New Delhi: Bharatiya Janata Party (BJP) leader L.K. Advani said on Friday that he had discussed with AIDMK leader J. Jayalalithaa about former Lok Sabha speaker P. Sangma, who is also in the fray for the presidential polls, but will take a decision on him after consulting the National Democratic Alliance (NDA).

"I had a good meeting with Jayalalithaa. She asked me about (supporting) Sangma. She said that she would like to see NDA support Sangma," he said.

Advani had met Jayalalithaa in Chennai on Thursday."I told her that so far as my personal reactions to the proposal are concerned, I respect Sangma. I have known him very well. He had a good career as the speaker of the Lok Sabha and he belongs to the northeast. He is a tribal and all these factors are there," he said. 

"But I will have to consult my party, the BJP, and we will have to consult the NDA if I decide (to support him)," Advani told reporters after chairing the National Democratic Alliance (NDA) meet here at his residence.Sangma, who is Nationalist Congress Party (NCP) leader, is contesting the presidential polls and has the support of Tamil Nadu Chief Minister Jayalalithaa and Odisha Chief Minister Naveen Patnaik. "There is nothing wrong in a contest (on electing a president). It's a democracy," Advani said.

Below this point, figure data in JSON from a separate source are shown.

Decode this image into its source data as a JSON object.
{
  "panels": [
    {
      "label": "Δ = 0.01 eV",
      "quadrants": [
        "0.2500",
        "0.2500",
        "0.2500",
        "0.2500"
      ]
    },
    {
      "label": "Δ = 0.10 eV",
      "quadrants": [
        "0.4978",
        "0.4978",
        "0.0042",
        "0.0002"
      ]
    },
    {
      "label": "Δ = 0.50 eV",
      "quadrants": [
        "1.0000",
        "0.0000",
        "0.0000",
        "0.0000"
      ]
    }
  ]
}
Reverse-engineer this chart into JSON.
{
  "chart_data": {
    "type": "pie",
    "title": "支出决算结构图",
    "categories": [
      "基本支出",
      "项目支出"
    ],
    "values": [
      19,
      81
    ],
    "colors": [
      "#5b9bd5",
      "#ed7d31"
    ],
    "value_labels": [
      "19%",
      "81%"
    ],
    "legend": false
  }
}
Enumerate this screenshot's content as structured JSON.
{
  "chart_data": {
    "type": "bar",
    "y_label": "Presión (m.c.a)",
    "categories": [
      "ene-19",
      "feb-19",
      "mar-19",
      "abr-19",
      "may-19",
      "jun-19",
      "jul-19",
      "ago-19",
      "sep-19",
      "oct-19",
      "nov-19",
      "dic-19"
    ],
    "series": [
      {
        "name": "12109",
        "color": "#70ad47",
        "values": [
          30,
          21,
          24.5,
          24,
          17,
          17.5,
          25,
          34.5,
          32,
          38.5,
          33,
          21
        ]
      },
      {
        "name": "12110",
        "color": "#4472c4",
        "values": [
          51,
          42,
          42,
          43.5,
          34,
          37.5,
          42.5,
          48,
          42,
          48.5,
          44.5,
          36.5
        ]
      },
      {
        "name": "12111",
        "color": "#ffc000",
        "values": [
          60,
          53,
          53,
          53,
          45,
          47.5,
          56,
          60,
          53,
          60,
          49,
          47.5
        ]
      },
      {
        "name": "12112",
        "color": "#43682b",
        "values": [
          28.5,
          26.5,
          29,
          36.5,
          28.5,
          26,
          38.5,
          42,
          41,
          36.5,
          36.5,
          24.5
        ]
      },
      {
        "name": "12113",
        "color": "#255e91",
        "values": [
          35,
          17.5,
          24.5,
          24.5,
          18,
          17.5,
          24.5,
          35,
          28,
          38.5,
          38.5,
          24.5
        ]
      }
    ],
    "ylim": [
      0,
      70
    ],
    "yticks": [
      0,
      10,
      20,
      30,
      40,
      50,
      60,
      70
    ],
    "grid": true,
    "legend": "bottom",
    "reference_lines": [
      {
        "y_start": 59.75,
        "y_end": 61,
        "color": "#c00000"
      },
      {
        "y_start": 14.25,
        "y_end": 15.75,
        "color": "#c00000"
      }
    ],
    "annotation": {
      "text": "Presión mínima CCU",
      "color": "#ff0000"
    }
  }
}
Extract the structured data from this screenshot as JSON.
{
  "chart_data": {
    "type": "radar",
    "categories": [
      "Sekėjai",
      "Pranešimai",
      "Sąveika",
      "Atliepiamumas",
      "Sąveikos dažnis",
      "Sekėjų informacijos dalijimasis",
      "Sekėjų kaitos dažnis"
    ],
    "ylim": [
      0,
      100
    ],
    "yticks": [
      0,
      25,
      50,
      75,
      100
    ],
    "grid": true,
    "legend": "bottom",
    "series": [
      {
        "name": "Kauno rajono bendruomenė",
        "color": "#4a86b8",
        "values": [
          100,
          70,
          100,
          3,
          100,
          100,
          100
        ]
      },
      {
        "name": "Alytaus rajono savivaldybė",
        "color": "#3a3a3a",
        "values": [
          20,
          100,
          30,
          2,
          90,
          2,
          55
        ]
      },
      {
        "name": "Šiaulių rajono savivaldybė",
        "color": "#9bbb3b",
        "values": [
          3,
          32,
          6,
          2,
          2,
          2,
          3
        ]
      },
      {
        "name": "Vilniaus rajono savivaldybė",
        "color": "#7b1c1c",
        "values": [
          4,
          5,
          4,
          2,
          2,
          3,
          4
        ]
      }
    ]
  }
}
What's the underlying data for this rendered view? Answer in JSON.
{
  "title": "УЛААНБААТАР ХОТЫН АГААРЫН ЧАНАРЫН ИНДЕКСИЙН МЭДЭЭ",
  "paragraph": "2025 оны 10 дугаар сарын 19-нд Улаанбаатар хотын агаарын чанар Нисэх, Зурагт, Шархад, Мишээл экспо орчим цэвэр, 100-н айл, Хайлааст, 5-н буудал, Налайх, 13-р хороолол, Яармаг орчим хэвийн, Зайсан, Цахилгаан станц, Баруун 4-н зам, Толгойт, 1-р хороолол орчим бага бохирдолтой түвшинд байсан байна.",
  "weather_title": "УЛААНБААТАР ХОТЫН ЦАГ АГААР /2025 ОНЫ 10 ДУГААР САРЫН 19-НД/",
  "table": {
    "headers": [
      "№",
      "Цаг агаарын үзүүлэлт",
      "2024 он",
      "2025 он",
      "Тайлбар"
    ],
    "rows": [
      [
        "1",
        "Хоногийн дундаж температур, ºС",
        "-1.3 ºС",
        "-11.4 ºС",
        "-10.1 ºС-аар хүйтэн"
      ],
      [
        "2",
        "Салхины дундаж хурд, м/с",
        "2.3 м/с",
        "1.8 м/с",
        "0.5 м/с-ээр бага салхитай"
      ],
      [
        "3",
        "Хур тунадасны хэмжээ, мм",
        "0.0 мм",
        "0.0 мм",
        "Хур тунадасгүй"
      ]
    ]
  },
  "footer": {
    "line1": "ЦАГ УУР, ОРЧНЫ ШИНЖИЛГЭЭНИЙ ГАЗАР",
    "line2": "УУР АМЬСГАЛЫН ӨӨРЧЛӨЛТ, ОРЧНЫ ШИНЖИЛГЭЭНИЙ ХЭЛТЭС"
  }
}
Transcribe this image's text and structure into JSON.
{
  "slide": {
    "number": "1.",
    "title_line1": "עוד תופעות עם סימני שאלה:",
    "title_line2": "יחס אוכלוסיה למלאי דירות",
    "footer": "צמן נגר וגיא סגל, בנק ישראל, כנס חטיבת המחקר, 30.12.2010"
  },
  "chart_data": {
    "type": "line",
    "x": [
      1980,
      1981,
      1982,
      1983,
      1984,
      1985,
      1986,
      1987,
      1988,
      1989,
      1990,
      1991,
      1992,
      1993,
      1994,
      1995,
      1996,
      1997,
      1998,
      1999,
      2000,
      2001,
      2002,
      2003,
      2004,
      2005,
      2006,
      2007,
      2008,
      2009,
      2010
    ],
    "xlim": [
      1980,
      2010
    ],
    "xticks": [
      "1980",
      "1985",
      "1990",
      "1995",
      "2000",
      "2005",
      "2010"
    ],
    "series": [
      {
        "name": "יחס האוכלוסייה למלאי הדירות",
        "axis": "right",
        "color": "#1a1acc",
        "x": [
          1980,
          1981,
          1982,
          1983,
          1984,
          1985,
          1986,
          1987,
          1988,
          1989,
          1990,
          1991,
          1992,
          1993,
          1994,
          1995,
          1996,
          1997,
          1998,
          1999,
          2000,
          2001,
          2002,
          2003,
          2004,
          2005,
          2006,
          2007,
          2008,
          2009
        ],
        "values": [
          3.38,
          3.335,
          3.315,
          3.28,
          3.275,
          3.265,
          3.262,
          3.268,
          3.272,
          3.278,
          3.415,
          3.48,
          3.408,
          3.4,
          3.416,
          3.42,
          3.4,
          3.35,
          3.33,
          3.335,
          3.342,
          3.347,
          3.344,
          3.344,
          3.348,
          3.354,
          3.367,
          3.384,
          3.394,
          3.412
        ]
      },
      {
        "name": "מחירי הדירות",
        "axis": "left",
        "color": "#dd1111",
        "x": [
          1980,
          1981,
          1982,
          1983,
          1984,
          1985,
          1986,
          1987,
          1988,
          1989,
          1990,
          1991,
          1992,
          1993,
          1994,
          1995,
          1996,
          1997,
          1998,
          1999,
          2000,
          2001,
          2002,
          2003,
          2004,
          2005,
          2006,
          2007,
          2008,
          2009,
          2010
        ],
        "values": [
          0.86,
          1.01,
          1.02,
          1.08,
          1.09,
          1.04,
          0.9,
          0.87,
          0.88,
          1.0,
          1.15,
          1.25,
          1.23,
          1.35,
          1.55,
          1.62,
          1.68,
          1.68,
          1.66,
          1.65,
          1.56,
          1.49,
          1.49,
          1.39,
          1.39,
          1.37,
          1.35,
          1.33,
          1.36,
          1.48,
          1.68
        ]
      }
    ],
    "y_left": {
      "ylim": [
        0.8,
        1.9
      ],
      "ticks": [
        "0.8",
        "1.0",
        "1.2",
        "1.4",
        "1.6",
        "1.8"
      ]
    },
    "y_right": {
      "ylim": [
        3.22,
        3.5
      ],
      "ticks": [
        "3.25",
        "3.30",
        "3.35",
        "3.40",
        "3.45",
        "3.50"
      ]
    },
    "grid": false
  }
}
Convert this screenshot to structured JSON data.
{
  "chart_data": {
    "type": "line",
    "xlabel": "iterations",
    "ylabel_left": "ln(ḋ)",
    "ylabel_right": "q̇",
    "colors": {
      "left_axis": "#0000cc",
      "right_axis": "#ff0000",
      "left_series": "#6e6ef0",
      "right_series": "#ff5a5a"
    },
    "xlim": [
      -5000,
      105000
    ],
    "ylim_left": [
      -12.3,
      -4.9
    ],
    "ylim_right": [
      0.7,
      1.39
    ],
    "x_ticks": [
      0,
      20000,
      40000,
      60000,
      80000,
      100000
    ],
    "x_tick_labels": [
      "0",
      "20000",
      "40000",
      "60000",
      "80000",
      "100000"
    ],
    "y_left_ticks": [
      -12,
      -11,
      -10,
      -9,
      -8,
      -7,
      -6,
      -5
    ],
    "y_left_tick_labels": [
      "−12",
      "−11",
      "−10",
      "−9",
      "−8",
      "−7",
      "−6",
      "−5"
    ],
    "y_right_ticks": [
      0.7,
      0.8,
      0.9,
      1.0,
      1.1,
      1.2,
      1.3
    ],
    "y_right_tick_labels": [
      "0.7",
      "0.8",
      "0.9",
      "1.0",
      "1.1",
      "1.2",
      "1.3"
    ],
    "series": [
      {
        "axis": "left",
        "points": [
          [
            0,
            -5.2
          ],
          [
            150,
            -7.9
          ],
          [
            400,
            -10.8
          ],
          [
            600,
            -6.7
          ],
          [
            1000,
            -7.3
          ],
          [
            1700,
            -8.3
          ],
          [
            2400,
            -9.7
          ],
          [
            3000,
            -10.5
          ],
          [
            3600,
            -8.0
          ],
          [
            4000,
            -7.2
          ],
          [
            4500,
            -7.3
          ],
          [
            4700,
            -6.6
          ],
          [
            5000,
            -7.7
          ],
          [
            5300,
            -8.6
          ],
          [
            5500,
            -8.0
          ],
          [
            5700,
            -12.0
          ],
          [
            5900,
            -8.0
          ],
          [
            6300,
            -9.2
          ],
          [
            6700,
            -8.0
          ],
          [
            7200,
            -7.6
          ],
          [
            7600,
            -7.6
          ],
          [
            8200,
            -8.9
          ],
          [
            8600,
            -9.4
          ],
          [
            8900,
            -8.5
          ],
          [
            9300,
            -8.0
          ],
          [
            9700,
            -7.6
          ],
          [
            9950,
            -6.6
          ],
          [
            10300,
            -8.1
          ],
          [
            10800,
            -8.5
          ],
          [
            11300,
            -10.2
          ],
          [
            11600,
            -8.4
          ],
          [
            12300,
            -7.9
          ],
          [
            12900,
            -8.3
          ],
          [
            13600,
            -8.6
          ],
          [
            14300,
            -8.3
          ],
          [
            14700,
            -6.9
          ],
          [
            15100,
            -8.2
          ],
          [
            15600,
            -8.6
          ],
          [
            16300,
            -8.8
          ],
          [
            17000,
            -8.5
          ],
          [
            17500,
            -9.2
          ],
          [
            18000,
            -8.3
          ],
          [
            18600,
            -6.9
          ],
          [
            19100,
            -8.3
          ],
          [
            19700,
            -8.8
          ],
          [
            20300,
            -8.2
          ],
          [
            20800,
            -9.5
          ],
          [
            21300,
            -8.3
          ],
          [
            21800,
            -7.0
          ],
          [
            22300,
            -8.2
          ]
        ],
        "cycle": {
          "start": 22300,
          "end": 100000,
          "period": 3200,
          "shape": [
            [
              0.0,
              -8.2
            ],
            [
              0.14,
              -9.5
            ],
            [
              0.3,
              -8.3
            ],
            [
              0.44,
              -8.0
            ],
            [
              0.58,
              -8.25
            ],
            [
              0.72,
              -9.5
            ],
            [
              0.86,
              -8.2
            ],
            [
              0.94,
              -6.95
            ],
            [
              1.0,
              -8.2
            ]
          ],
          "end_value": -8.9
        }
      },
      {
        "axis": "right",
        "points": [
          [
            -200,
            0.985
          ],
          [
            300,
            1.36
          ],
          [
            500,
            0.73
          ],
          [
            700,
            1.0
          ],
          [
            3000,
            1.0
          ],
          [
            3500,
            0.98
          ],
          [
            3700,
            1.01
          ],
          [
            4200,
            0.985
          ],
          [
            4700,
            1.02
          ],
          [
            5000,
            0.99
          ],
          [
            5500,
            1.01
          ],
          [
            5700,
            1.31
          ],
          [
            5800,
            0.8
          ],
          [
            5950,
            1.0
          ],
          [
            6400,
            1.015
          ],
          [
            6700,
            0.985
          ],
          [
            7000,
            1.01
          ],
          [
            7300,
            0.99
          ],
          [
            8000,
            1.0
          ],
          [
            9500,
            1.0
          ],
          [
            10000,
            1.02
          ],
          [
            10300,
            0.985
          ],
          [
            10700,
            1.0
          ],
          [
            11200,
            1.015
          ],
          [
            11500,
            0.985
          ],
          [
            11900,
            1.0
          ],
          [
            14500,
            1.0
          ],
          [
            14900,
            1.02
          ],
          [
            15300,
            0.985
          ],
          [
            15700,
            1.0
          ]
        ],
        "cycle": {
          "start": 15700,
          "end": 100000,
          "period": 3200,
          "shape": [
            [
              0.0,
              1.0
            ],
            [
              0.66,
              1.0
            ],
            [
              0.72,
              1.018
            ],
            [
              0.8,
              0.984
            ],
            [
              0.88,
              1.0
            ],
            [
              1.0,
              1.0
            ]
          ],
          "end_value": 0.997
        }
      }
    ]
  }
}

Sangma has made it clear that he would contest even if NCP, which is a key constituent of Congress-led United Progressive Alliance (UPA) government, tells him not to fight the presidential elections. Finance Minister Pranab Mukherjee is emerging as a consensus candidate of the UPA, which is also meeting to take the final call.On being asked about supporting A.P.J. Abdul Kalam, Advani said he had also discussed former president with the Tamil Nadu chief minister.Trinamool Congress chief and West Bengal Chief Minister Mamata Banerjee has also proposed the name of Kalam, who, however, said he would take a final decision at the right time.

Banerjee, who did not attend the UPA meet to discuss presidential nominee, continued to pitch for Kalam -- an indication that the Trinamool Congress and the Congress party are in for strained relations.